The paper validates CoLLM using the meta-llama/Llama-3.3-70B-Instruct model on five benchmark analyses.

Code Correctness: The framework successfully generated executable Python scripts for complex semi-leptonic top-quark pair production and other processes, correctly parsing LHCO files, applying selection cuts, and computing kinematic variables.
Reproducibility: In repeated runs with identical inputs, the framework produced consistent cutflow results.
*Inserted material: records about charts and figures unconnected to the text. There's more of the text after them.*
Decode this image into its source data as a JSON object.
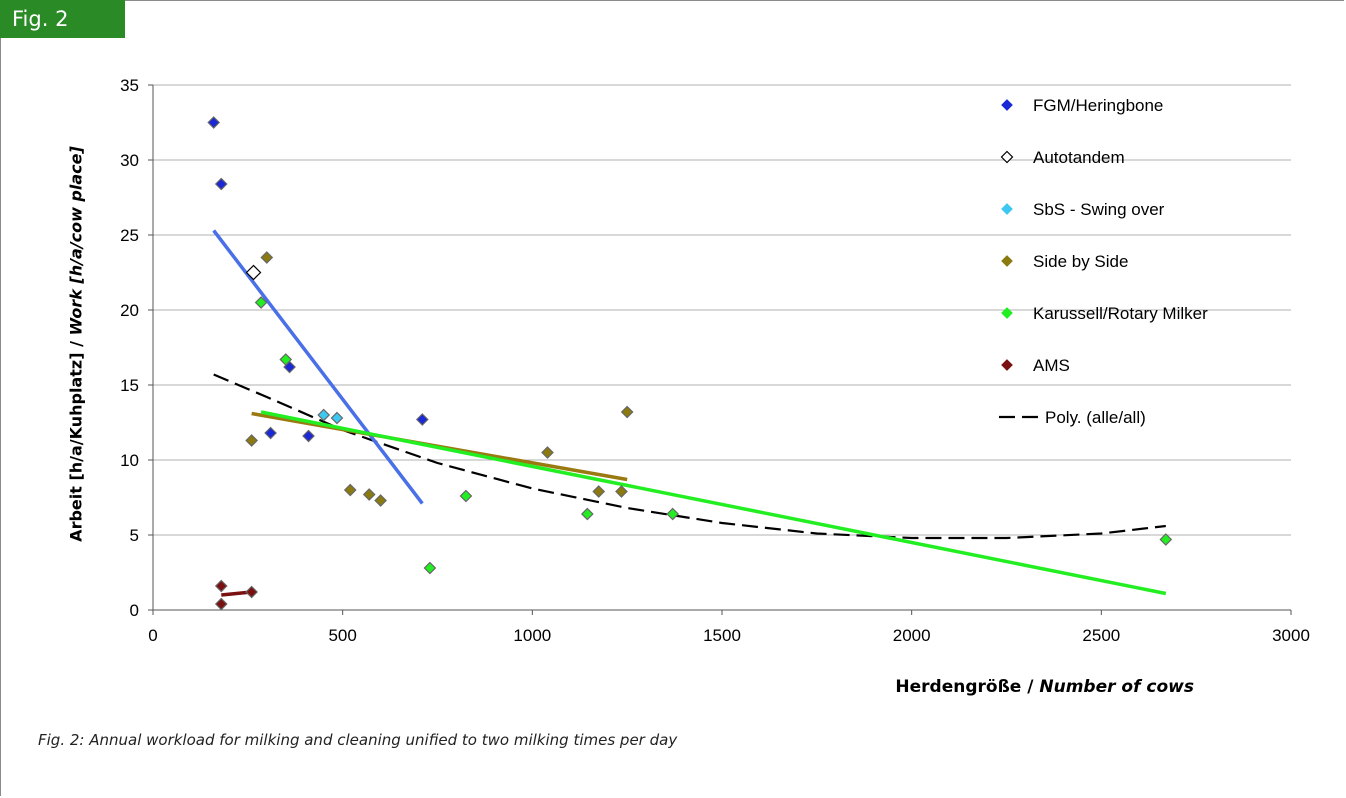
{
  "figure": {
    "tag": "Fig. 2",
    "caption": "Fig. 2: Annual workload for milking and cleaning unified to two milking times per day"
  },
  "chart_data": {
    "type": "scatter",
    "title": "",
    "xlabel_de": "Herdengröße",
    "xlabel_sep": " / ",
    "xlabel_en": "Number of cows",
    "ylabel_de": "Arbeit [h/a/Kuhplatz]",
    "ylabel_sep": " / ",
    "ylabel_en": "Work [h/a/cow place]",
    "xlim": [
      0,
      3000
    ],
    "ylim": [
      0,
      35
    ],
    "x_ticks": [
      0,
      500,
      1000,
      1500,
      2000,
      2500,
      3000
    ],
    "y_ticks": [
      0,
      5,
      10,
      15,
      20,
      25,
      30,
      35
    ],
    "grid": "horizontal",
    "legend_position": "right",
    "series": [
      {
        "name": "FGM/Heringbone",
        "marker": "diamond",
        "color": "#1a28d6",
        "points": [
          [
            160,
            32.5
          ],
          [
            180,
            28.4
          ],
          [
            310,
            11.8
          ],
          [
            360,
            16.2
          ],
          [
            410,
            11.6
          ],
          [
            710,
            12.7
          ]
        ],
        "trend": [
          [
            160,
            25.3
          ],
          [
            710,
            7.1
          ]
        ],
        "trend_color": "#4a70e8"
      },
      {
        "name": "Autotandem",
        "marker": "diamond-open",
        "color": "#000000",
        "points": [
          [
            265,
            22.5
          ]
        ]
      },
      {
        "name": "SbS - Swing over",
        "marker": "diamond",
        "color": "#3cc8f0",
        "points": [
          [
            450,
            13.0
          ],
          [
            485,
            12.8
          ]
        ]
      },
      {
        "name": "Side by Side",
        "marker": "diamond",
        "color": "#8a7a10",
        "points": [
          [
            260,
            11.3
          ],
          [
            300,
            23.5
          ],
          [
            520,
            8.0
          ],
          [
            570,
            7.7
          ],
          [
            600,
            7.3
          ],
          [
            1040,
            10.5
          ],
          [
            1175,
            7.9
          ],
          [
            1235,
            7.9
          ],
          [
            1250,
            13.2
          ]
        ],
        "trend": [
          [
            260,
            13.1
          ],
          [
            1250,
            8.7
          ]
        ],
        "trend_color": "#9a7a10"
      },
      {
        "name": "Karussell/Rotary Milker",
        "marker": "diamond",
        "color": "#22ee22",
        "points": [
          [
            285,
            20.5
          ],
          [
            350,
            16.7
          ],
          [
            730,
            2.8
          ],
          [
            825,
            7.6
          ],
          [
            1145,
            6.4
          ],
          [
            1370,
            6.4
          ],
          [
            2670,
            4.7
          ]
        ],
        "trend": [
          [
            285,
            13.2
          ],
          [
            2670,
            1.1
          ]
        ],
        "trend_color": "#22ee22"
      },
      {
        "name": "AMS",
        "marker": "diamond",
        "color": "#7a1010",
        "points": [
          [
            180,
            1.6
          ],
          [
            180,
            0.4
          ],
          [
            260,
            1.2
          ]
        ],
        "trend": [
          [
            180,
            1.0
          ],
          [
            260,
            1.2
          ]
        ],
        "trend_color": "#7a1010"
      },
      {
        "name": "Poly. (alle/all)",
        "marker": "dashed-line",
        "color": "#000000",
        "curve": [
          [
            160,
            15.7
          ],
          [
            300,
            14.2
          ],
          [
            500,
            12.0
          ],
          [
            750,
            9.8
          ],
          [
            1000,
            8.1
          ],
          [
            1250,
            6.8
          ],
          [
            1500,
            5.8
          ],
          [
            1750,
            5.1
          ],
          [
            2000,
            4.8
          ],
          [
            2250,
            4.8
          ],
          [
            2500,
            5.1
          ],
          [
            2670,
            5.6
          ]
        ]
      }
    ]
  }
}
Minor variations observed were attributed to ambiguities in the user prompt (e.g., the definition of "leading jets") rather than model stochasticity, highlighting the importance of precise user specifications.
Physics Validation: Generated histograms (e.g., dijet invariant mass, transverse mass) exhibited expected physical features, such as peaks near the $W$ boson and top quark masses, and Jacobian edges for $W \to \ell\nu$ decays.
Error Correction: The PyFixer module resolved the majority of execution errors within one or two refinement iterations, demonstrating the efficacy of the iterative repair mechanism.

5. Significance and Claims

The authors position CoLLM not as a replacement for physicist expertise, but as a tool for "vibe engineering"—a disciplined approach where LLMs assist in code generation while the framework enforces strict validation and physics constraints.
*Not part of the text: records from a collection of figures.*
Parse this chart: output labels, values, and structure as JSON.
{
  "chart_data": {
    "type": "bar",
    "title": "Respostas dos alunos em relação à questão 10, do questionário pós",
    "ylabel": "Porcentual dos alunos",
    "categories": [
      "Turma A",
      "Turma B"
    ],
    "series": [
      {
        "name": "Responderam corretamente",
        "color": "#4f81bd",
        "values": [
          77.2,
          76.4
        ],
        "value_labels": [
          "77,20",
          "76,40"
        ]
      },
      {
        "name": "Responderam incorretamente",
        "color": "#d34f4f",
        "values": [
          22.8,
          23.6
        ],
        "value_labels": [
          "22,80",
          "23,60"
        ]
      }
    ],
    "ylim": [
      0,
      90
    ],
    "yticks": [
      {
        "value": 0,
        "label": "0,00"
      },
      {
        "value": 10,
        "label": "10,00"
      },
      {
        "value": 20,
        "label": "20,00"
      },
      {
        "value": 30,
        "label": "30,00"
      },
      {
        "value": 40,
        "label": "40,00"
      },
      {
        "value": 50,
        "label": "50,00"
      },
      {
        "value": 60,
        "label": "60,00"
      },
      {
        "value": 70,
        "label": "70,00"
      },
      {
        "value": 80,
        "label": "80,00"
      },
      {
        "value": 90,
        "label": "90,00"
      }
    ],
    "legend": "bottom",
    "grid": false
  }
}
Lowering the Barrier: CoLLM aims to simplify the technical complexity of collider analyses, making sophisticated event selections and deep learning methods accessible to physicists who may lack extensive programming experience.
Reliability over Speed: The paper emphasizes that while generic LLMs are useful for auxiliary tasks, they fail to meet the rigorous requirements of collider physics due to a lack of domain knowledge and reproducibility. CoLLM addresses this by integrating domain-specific prompts and automated validation loops.
Current Limitations: The authors modestly acknowledge current constraints:
- Code generation is currently restricted to the LHCO text format and does not yet support the ROOT data format widely used in experimental analyses.
- Ambiguities in natural language inputs can still lead to variations in generated code, requiring users to be precise in their specifications.
- The framework relies on the availability of specific LLMs and computational resources (GPUs) for local inference, though it supports cloud API alternatives.

In conclusion, CoLLM represents a significant step toward automating the technical execution of collider analyses, ensuring that the resulting code is not only syntactically correct but also physically consistent and reproducible.